Phylogenetic reconstruction is rendered difficult by the occurrence of numerous evolutionary heterogeneities in molecular sequence data. KT [33] have judiciously pointed out that heterotachy seriously affects probabilistic methods. The reason is that the averaged branch length, which is fundamental for detecting convergent changes along long branches, no longer represents an accurate estimate when heterotachy is strong. However, from the extremely specific design of their simulations, KT found that MP would be unaffected by heterotachy and therefore suggested to consider with equal caution the results of MP and ML [33]. Here, we have found that MP can be affected by heterotachy and that it is much less efficient than probabilistic methods in dealing with all other evolutionary heterogeneities. We therefore strongly urge the continued preference of probabilistic methods for inferring phylogenies from real sequences (see also [35, 36, 49]). Indeed, heterotachy, as well as other kinds of heterogeneities [20, 21], can be handled properly in a probabilistic framework using mixture models [33, 35, 50].


We followed a similar protocol as in [33], with the only difference being in the branch lengths of the model topology. Briefly, DNA sequences of 10,000 nucleotides each were simulated under the Jukes and Cantor [18] model with Seq-Gen version 1.2.7 [51]. Modelling rate heterogeneity across sites using a Gamma distribution (α = 0.5 and 1) gave similar results (data not shown). Considering a transition/transversion ratio greater than 1 (2, 5 or 10) rendered ML more accurate than standard MP (see also [35]), but when a weighted MP is used the same results as with a ratio of 1 were obtained (data not shown). As described in Fig. 2b, a single parameter, τ, allows for the adjustment of the level of heterotachy from fully homotachous (τ = 0) to extreme heterotachous (τ = 1) conditions. We varied τ from 0 to 0.9 by a step of 0.1. The two partitions were always of the same size (w = 0.5). As detailed in the main text, various values of p and q are used.

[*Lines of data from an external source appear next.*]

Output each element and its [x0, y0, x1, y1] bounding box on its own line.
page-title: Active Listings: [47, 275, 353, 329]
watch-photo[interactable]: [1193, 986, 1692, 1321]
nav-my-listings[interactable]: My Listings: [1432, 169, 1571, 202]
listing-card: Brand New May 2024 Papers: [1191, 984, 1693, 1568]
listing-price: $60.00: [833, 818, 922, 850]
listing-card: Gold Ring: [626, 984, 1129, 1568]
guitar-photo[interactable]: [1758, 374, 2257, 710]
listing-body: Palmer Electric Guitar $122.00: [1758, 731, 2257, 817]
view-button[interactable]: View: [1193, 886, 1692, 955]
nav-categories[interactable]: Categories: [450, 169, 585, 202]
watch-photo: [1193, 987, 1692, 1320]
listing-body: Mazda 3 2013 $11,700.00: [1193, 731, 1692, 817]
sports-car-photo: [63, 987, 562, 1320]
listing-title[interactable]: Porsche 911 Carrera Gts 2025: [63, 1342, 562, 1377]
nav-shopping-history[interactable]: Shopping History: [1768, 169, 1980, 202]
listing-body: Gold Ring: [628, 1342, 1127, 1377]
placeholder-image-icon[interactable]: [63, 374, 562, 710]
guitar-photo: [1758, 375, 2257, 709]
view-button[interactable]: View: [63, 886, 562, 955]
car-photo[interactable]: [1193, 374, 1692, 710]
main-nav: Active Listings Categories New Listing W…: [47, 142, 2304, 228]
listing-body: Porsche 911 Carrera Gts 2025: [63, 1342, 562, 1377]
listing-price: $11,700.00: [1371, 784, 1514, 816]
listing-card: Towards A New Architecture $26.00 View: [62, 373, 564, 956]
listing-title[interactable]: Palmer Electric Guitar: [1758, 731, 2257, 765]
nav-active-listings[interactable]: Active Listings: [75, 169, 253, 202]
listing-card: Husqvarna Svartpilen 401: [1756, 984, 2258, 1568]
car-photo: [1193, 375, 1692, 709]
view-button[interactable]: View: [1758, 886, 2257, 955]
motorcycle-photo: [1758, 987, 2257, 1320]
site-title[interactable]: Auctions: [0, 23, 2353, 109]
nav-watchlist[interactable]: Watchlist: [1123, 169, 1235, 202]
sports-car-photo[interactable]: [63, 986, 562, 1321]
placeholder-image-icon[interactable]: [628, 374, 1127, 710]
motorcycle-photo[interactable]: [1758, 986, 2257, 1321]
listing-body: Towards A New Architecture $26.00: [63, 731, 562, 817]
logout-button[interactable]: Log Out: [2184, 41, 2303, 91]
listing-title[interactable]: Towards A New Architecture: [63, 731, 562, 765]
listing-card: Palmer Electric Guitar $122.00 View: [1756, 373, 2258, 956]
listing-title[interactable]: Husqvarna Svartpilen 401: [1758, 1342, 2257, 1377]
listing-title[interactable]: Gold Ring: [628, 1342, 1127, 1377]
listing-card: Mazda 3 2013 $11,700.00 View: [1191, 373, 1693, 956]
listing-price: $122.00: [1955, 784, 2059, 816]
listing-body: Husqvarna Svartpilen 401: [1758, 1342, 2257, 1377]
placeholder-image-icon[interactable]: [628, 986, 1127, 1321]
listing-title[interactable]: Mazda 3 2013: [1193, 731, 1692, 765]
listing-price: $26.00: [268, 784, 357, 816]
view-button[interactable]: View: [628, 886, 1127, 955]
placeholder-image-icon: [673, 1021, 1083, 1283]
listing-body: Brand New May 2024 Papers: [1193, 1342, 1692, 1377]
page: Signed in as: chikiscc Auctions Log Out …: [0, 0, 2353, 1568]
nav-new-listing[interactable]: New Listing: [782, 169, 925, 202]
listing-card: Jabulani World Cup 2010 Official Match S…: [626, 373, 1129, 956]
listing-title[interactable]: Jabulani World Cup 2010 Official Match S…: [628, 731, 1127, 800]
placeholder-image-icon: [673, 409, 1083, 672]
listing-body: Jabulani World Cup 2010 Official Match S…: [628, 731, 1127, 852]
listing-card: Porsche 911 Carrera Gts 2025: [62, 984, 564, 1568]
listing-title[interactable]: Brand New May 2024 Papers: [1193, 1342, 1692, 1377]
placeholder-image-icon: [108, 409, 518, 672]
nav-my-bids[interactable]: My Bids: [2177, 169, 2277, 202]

The internal branch r was varied from 0 to 0.4 with a step of 0.01. One hundred simulations were performed for each combination of p, q, r and τ. Phylogenies were inferred by MP and ML (with a Jukes and Cantor model) using PAUP* version 4.0b10 [52]. Finally, to estimate the accuracy for both methods, BL50 (i.e. the value of r for which 50% of the simulations recover the correct tree) was computed through nonlinear regression using the R software version 2.0.0 [53]. When r < BL50, increasing sequence length decreases tree reconstruction method accuracy [33], which corresponds to the definition of inconsistency.